# Shadow Baby won't eat mealies...?



## alexdud25 (Oct 31, 2010)

Pretty much everything I've read says that hedgies love to eat mealies. I have some mealies mixed in with Shadow's food and keep noticing that the mealies are left untouched. Is this strange? He is just under 4 months. Should I try other insects?


----------



## Puffers315 (Apr 19, 2010)

Its not uncommon, most hedgehogs love mealies but sometimes if they have never had them, they don't know what they're missing. I know a few members around here who have had trouble at first, but once they get a taste for them, there's no stopping them. Are they alive or freeze dried mealies? Sometimes they won't touch the freeze dried ones, alive is the best.
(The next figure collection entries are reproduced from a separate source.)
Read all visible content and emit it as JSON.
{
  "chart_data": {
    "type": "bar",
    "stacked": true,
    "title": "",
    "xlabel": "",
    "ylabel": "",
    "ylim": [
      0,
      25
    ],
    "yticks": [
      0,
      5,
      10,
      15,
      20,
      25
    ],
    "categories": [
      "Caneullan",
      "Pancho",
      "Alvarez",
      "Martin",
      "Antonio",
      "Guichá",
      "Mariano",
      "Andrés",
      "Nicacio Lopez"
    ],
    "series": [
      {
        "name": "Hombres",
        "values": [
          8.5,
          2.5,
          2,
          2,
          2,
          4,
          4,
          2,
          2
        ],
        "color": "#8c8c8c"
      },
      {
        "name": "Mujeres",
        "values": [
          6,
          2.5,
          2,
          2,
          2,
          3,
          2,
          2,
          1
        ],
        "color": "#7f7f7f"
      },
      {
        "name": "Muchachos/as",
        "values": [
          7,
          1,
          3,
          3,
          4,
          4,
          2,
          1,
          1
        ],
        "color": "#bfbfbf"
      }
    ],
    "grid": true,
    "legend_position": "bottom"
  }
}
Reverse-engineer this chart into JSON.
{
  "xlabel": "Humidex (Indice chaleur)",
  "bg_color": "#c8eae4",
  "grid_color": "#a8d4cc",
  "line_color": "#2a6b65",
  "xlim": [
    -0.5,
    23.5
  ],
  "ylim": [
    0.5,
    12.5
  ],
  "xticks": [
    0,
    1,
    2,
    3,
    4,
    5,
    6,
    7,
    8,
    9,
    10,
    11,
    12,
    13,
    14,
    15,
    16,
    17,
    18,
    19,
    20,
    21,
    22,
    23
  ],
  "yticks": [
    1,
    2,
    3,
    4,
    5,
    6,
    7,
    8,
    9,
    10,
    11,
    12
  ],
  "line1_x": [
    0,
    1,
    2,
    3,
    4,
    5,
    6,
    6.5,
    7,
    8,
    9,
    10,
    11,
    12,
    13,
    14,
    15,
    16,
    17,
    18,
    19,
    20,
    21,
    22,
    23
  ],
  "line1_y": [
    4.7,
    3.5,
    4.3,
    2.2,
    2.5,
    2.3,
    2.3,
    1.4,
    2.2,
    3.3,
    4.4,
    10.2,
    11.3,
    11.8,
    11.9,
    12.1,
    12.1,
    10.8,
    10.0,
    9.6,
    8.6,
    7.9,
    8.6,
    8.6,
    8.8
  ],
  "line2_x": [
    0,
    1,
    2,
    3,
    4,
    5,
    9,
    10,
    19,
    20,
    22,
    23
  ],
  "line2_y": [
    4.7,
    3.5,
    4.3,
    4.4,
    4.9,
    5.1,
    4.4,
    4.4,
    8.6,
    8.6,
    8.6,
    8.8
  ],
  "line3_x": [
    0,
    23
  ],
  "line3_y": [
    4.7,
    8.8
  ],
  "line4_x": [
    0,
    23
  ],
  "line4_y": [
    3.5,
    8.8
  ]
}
I don't really have any tips on how to get them to eat them though, Shaelikestostitos is one member who's probably got tips, I remember she had trouble getting her guy to eat them at first.


----------



## LarryT (May 12, 2009)

If you are using live ones try cutting one into and see if that helps.


----------



## Nancy (Aug 22, 2008)

Some babies, adults too, are very picky about what they will try. You can cut mealie in two and squeeze the juice onto his lips to give him a taste. Yep, it's gross but it often works. :lol: 

If he is resistant, just keep trying every so often. Often it takes repeated tries for them to catch on. Of course there are some that simply do not like bugs. :lol:


----------



## PJM (May 7, 2010)

My Cholla wouldn't even try one. But Shae mentioned leaving one in the food bowl overnight. Next day, it was gone. Now he will run over me just fo a taste! :lol:


----------



## RalphsMum (Oct 14, 2010)

Ralph won't eat them either...though it is a while snce we last tried him with them. We have discovered that he will eat cooked ground beef....he is crazy about it...so much so, it's the only thing we have actually been able to watch him eat! He's kinda shy otherwise; so maybe what PJM said about leaving one in his bowl overnight...that might work


----------



## fracturedcircle (May 31, 2010)

Harvey and Lancik refuse to eat mealies too. they're cricket hogs.


----------



## Nell (Aug 26, 2010)

Seeing this kind of posts makes me feel rather lucky.
Ziggy is, quite frankly, a piggy. there's nothing he won't eat. He stampedes over me for mealworms and switching food was easy as pie.


----------



## PJM (May 7, 2010)

Nell said:


> He stampedes over me for mealworms .


 :lol: Cute visual.


----------



## RWatkins (Oct 26, 2010)

Snooki isn't to crazy about freeze dried mealies either. We bought a big thing of Fluker's Meal worms and she has eaten like 2. I put one in her bowl over night ever now and then, but she doesn't touch it. I havn't tried a live one yet, I don't know if Pets Mart carries them like that. She has been absolutely CRAZY about her Blue Buffalo though. Last night I filled up her dish and pulled out a few BB kibbles to put in her bowl. Then I was playing with her before I went to bed and I guess she smelled the blue buffalo because she latched on to my finger something fierce and would not let go


----------



## Needlenose (Sep 17, 2010)

Widget never cared for mealies. Dead, frozen, live, juicy, didn't matter, won't touch them. He loves his crickets. Dead, live, frozen, freeze dried, juicy, crunchy doesn't matter, he nomz them down. :mrgreen:


----------